O petista também diz que, graças a pessoas que sabiam o que fazer e ao Sistema Único de Saúde (SUS), o Brasil salvou "muita gente". Na sequência, a voz de uma mulher faz propaganda eleitoral negativa contra Bolsonaro e positiva para Lula, relembrando feitos do governo do petista: "Bolsonaro entrou, a vida piorou. Agora Lula vai voltar a cuidar da saúde e das pessoas. Lula criou ações inovadoras na área da saúde que fortaleceram o SUS e mostrou cuidado com as pessoas. Investimento em ciência e pesquisa, Brasil Sorridente, Farmácia Popular e Samu são algumas iniciativas que melhoraram e salvaram a vida de milhares de brasileiros".

Enquanto Lula e Bolsonaro estavam frente a frente no plenário do Tribunal Superior Eleitoral (TSE), na cerimônia de posse do ministro Alexandre de Moraes como presidente da Corte, o perfil de Lula voltou a abordar o tema da saúde, em outro ataque a Bolsonaro -- desta vez, respostando mensagem segundo a qual a escolha na eleição deste ano será "entre o candidato que criou o Samu e o candidato que imitou pessoas morrendo sem ar na pandemia". Já em 23 de agosto, o perfil do Partido dos Trabalhadores (PT) no Twitter publicou um vídeo segundo o qual um "dos motivos para Lula voltar" é que "cuida da saúde". De acordo a gravação, o petista não entende a saúde como "gasto", mas como "investimento".

O presidente Jair Bolsonaro -- segundo colocado nas pesquisas de intenção de voto --, por sua vez, falou sobre saúde em três ocasiões nos últimos dias. Ao dar a largada à sua campanha à reeleição, em Juiz de Fora (MG), o político voltou a criticar medidas restritivas adotadas pelos governos estaduais durante o pico da pandemia, fazendo uma comparação com o período da ditadura militar no Brasil. "Vocês sentiram um pouquinho de ditadura durante a pandemia. Igrejas sendo fechadas, pessoas sendo proibidas de trabalhar, alguns, mandando prender até quem estava na praia. Fechando comércio, soldando porta de comerciantes e a gente sabia onde isso ia dar", falou Bolsonaro.

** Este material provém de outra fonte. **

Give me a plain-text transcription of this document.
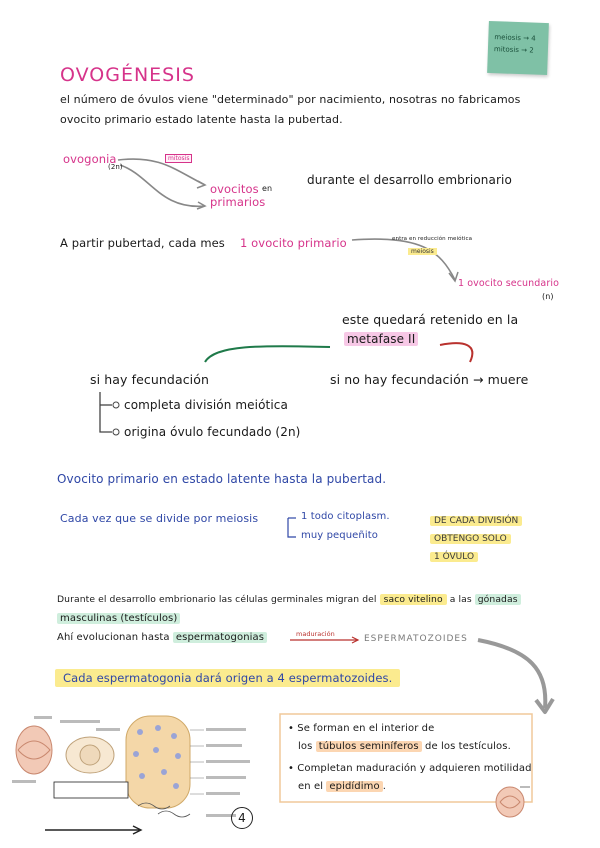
meiosis → 4
mitosis → 2
OVOGÉNESIS
el número de óvulos viene "determinado" por nacimiento, nosotras no fabricamos
ovocito primario estado latente hasta la pubertad.
ovogonia
(2n)
mitosis
ovocitos en
primarios
durante el desarrollo embrionario
A partir pubertad, cada mes 1 ovocito primario	entra en reducción meiótica
meiosis
1 ovocito secundario
(n)
este quedará retenido en la
metafase II
si hay fecundación	si no hay fecundación → muere
completa división meiótica
origina óvulo fecundado (2n)
Ovocito primario en estado latente hasta la pubertad.
Cada vez que se divide por meiosis	1 todo citoplasm.
muy pequeñito
DE CADA DIVISIÓN
OBTENGO SOLO
1 ÓVULO
Durante el desarrollo embrionario las células germinales migran del saco vitelino a las gónadas
masculinas (testículos)
Ahí evolucionan hasta espermatogonias	maduración	ESPERMATOZOIDES
Cada espermatogonia dará origen a 4 espermatozoides.
4
• Se forman en el interior de
los túbulos seminíferos de los testículos.
• Completan maduración y adquieren motilidad
en el epidídimo .
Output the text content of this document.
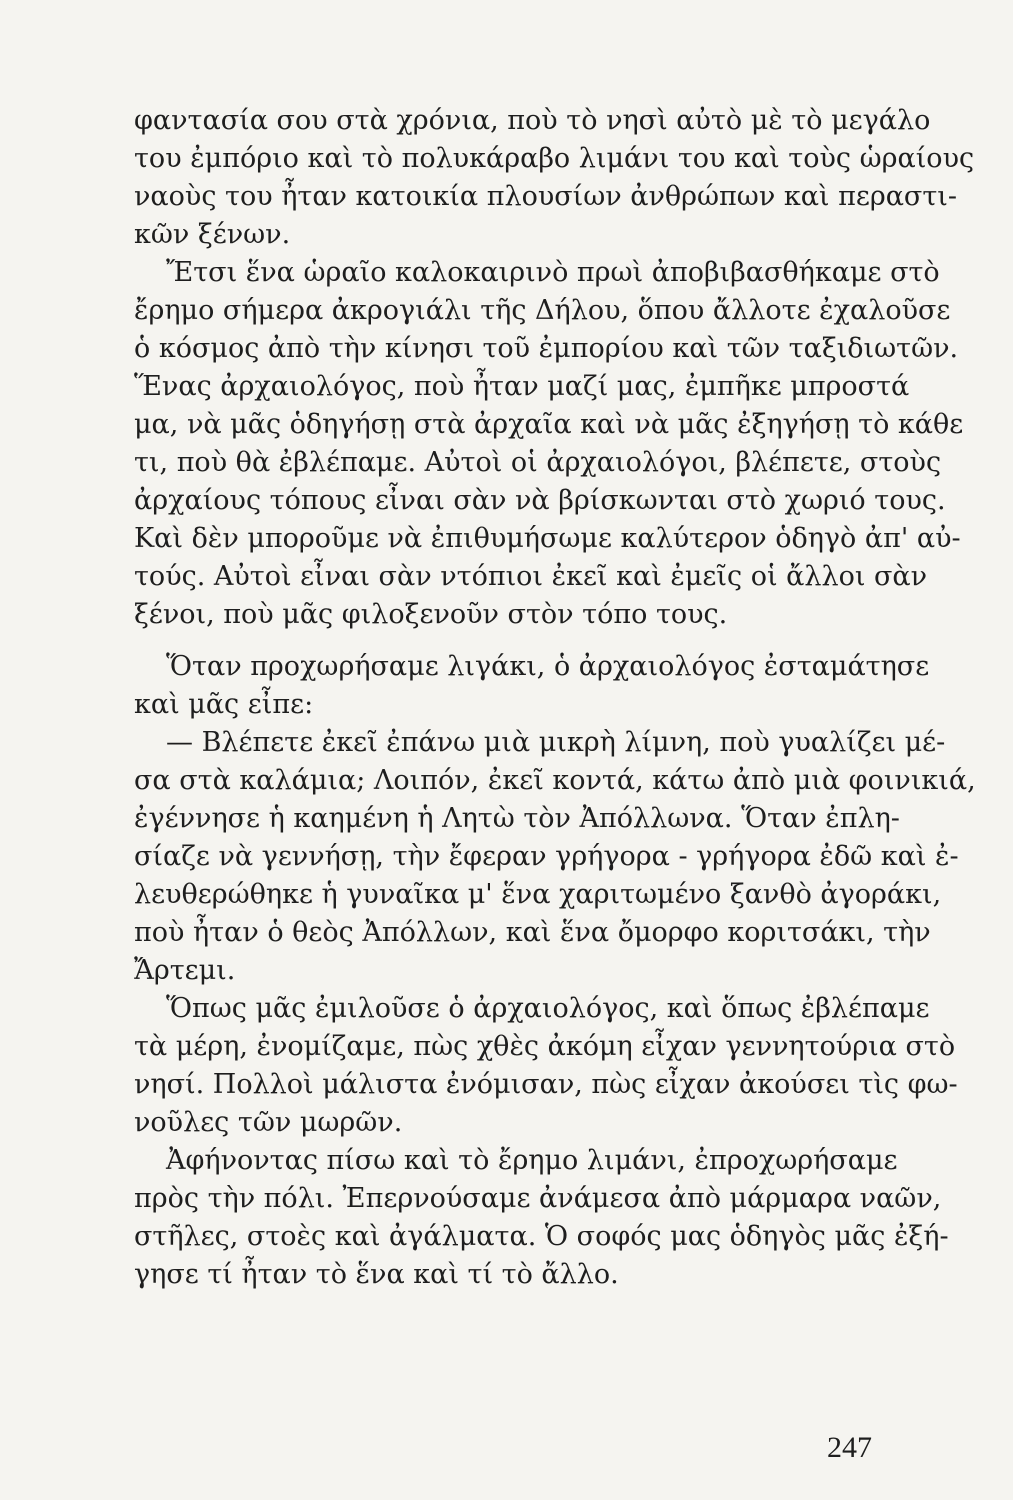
φαντασία σου στὰ χρόνια, ποὺ τὸ νησὶ αὐτὸ μὲ τὸ μεγάλο
του ἐμπόριο καὶ τὸ πολυκάραβο λιμάνι του καὶ τοὺς ὡραίους
ναοὺς του ἦταν κατοικία πλουσίων ἀνθρώπων καὶ περαστι-
κῶν ξένων.
Ἔτσι ἕνα ὡραῖο καλοκαιρινὸ πρωὶ ἀποβιβασθήκαμε στὸ
ἔρημο σήμερα ἀκρογιάλι τῆς Δήλου, ὅπου ἄλλοτε ἐχαλοῦσε
ὁ κόσμος ἀπὸ τὴν κίνησι τοῦ ἐμπορίου καὶ τῶν ταξιδιωτῶν.
Ἕνας ἀρχαιολόγος, ποὺ ἦταν μαζί μας, ἐμπῆκε μπροστά
μα, νὰ μᾶς ὁδηγήσῃ στὰ ἀρχαῖα καὶ νὰ μᾶς ἐξηγήσῃ τὸ κάθε
τι, ποὺ θὰ ἐβλέπαμε. Αὐτοὶ οἱ ἀρχαιολόγοι, βλέπετε, στοὺς
ἀρχαίους τόπους εἶναι σὰν νὰ βρίσκωνται στὸ χωριό τους.
Καὶ δὲν μποροῦμε νὰ ἐπιθυμήσωμε καλύτερον ὁδηγὸ ἀπ' αὐ-
τούς. Αὐτοὶ εἶναι σὰν ντόπιοι ἐκεῖ καὶ ἐμεῖς οἱ ἄλλοι σὰν
ξένοι, ποὺ μᾶς φιλοξενοῦν στὸν τόπο τους.
Ὅταν προχωρήσαμε λιγάκι, ὁ ἀρχαιολόγος ἐσταμάτησε
καὶ μᾶς εἶπε:
— Βλέπετε ἐκεῖ ἐπάνω μιὰ μικρὴ λίμνη, ποὺ γυαλίζει μέ-
σα στὰ καλάμια; Λοιπόν, ἐκεῖ κοντά, κάτω ἀπὸ μιὰ φοινικιά,
ἐγέννησε ἡ καημένη ἡ Λητὼ τὸν Ἀπόλλωνα. Ὅταν ἐπλη-
σίαζε νὰ γεννήσῃ, τὴν ἔφεραν γρήγορα - γρήγορα ἐδῶ καὶ ἐ-
λευθερώθηκε ἡ γυναῖκα μ' ἕνα χαριτωμένο ξανθὸ ἀγοράκι,
ποὺ ἦταν ὁ θεὸς Ἀπόλλων, καὶ ἕνα ὄμορφο κοριτσάκι, τὴν
Ἄρτεμι.
Ὅπως μᾶς ἐμιλοῦσε ὁ ἀρχαιολόγος, καὶ ὅπως ἐβλέπαμε
τὰ μέρη, ἐνομίζαμε, πὼς χθὲς ἀκόμη εἶχαν γεννητούρια στὸ
νησί. Πολλοὶ μάλιστα ἐνόμισαν, πὼς εἶχαν ἀκούσει τὶς φω-
νοῦλες τῶν μωρῶν.
Ἀφήνοντας πίσω καὶ τὸ ἔρημο λιμάνι, ἐπροχωρήσαμε
πρὸς τὴν πόλι. Ἐπερνούσαμε ἀνάμεσα ἀπὸ μάρμαρα ναῶν,
στῆλες, στοὲς καὶ ἀγάλματα. Ὁ σοφός μας ὁδηγὸς μᾶς ἐξή-
γησε τί ἦταν τὸ ἕνα καὶ τί τὸ ἄλλο.
247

Depois, em 22 de agosto, em entrevista ao Jornal Nacional, da TV Globo, o presidente disse que não errou "nada" do que falou em relação à pandemia. "Eu falei nisso da pandemia que nós devíamos cuidar, tratar dos idosos, pessoas com comorbidade, e o resto da população trabalhar. E isso eu falei. E não errei. Hoje, muitos países já falam que o lockdown foi um erro. Que as pessoas se contaminavam muito mais em casa do que nas ruas. O lockdown serviu, sim, para atrapalhar a nossa economia e contaminar mais as pessoas em casa", completou, contrariando as pesquisas científicas. Além disso, na entrevista, ele relembrou que mais de 500 mil doses de vacinas foram compradas pelo Ministério da Saúde, falou de forma enganosa que os possíveis efeitos colaterais dos imunizantes não são conhecidos, e defendeu o uso de medicamentos sem eficácia comprovada ou com ineficácia comprovada contra covid. Posteriormente, na 4ª feira (24.ago), Bolsonaro criticou o "lockdown" e disse que adotou medidas corretas na crise sanitária.

O ex-governador cearense Ciro Gomes, candidato a presidente pelo Partido Democrático Trabalhista (PDT), também falou sobre a pandemia em entrevista ao Jornal Nacional. Sua sabatina ao veículo foi feita na 3ª feira (23.ago). Na ocasião, atacou Bolsonaro e fez homenagem ao ex-governador paulista João Doria (PSDB): "O Brasil tem 3% da população do mundo e, no Brasil morreram 11 em cada 100 pessoas que morreram no mundo na pandemia. Qual é a explicação? Foi o comportamento genocida, que é uma palavra ruim, dura, mas foi o comportamento anticiência, foi o adiamento eterno por politicagem barata com a questão das vacinas, numa briga vil, dizendo 'ah, em janeiro nós vacinamos', vacinamos porque o governador de São Paulo transformou isso na sua principal ferramenta, faço uma homenagem aqui ao João Doria".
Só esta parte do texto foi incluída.